Dr Obeid was speaking on the sidelines of the Motorsport and Medicine Seminar held yesterday (april9) at the Crowne Plaza Hotel’s Bahrain Conference Centre (BCC), where he highlighted the importance of co-ordination between the enormous team.
“The team is made up of 210 members,” he said.
“We have doctor-volunteers coming from Saudi Arabia, Canada, and the UK.
“We also have 11 ambulances, seven spectator clinics, and a medical team of first aid volunteers on foot to take care of minor injuries.
“The team consists of 55 paramedics, 45 doctors, 50 nurses, and technicians, whether pharmacists or anaesthesiologists.
“The drill is important because it’s an annual simulation drill, mandatory by FIA, and it tests our capability of co-ordination of all the teams on the track, whether it’s medical, intervention, ambulance, medical centre and the air medical evacuation.
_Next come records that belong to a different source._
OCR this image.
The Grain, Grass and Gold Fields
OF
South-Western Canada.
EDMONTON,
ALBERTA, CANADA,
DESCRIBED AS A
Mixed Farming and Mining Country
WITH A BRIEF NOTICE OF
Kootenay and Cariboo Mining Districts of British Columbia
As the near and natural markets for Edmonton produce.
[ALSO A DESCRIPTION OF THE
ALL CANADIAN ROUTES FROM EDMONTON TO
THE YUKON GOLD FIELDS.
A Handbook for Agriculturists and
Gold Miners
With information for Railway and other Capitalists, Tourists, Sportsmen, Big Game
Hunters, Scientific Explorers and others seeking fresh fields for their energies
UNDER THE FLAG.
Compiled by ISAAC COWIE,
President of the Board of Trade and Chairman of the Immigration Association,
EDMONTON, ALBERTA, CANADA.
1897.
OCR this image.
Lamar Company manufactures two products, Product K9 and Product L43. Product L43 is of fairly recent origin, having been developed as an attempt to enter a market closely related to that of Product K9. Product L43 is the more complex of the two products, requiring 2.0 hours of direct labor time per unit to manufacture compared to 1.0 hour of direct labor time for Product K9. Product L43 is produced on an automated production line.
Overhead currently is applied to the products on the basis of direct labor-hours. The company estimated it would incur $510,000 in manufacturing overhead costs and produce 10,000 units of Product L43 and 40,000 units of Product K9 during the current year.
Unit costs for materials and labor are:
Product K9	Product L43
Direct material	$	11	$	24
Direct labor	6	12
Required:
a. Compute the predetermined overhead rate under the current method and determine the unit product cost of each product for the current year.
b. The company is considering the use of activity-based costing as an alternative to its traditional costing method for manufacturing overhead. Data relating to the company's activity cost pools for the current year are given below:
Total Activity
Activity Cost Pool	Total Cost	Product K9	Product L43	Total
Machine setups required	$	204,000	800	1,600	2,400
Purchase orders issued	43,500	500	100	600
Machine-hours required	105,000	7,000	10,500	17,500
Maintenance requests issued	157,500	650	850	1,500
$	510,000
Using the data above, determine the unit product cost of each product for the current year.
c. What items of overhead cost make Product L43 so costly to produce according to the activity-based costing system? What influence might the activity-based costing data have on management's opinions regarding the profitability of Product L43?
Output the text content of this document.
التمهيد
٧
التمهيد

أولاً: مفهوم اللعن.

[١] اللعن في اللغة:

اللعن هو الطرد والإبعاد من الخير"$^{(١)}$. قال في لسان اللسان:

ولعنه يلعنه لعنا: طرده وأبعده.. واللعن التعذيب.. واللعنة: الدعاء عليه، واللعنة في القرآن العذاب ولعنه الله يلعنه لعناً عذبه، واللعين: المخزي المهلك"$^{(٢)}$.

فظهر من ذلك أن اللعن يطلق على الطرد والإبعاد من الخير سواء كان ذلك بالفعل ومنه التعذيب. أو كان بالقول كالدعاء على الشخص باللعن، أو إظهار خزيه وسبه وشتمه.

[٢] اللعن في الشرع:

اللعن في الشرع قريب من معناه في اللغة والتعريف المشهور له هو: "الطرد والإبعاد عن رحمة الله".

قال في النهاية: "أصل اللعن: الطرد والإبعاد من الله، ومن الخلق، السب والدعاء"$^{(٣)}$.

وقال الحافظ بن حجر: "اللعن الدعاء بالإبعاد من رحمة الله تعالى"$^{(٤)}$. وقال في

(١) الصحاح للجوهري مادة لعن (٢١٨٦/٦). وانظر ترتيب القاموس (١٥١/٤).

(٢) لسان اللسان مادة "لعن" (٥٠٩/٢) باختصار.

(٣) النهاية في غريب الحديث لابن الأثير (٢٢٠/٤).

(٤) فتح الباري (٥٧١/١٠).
“We’ve been working on this for two months, but we have to apply it in front of the FIA and we’ll be timed and evaluated.
“Basically, if an accident happens in the race, that’ll be the second accident we’ve dealt with (because of the drill), not the first.
“We have the experience and co-ordination necessary.”
Health Minister Faeqa Al Saleh said that during last year’s race 559 patients were treated from spectators and 100 from the teams, with no injuries recorded for any of the drivers.
Any severe injuries would be medically evacuated by helicopter to Salmaniya Medical Complex (SMC).
“I remember when we started training for the Formula One medical aspect, it was like we were crawling as we tried to figure out what could happen,” said SMC medical services chief Dr Jassim Al Mehza.
“We had to see what could go wrong, tried to understand the different injuries, what crashes have happened, what injuries could come from flying debris.
“The team searched for the answers, researched and then got into communication with experts, created a dialogue until we reached a point of preparedness.
“It’s such a point of pride now that we are to teach others abroad and we have now become a point of reference for this sport.”
The Bahrain Grand Prix will be held at the BIC from Friday until Sunday.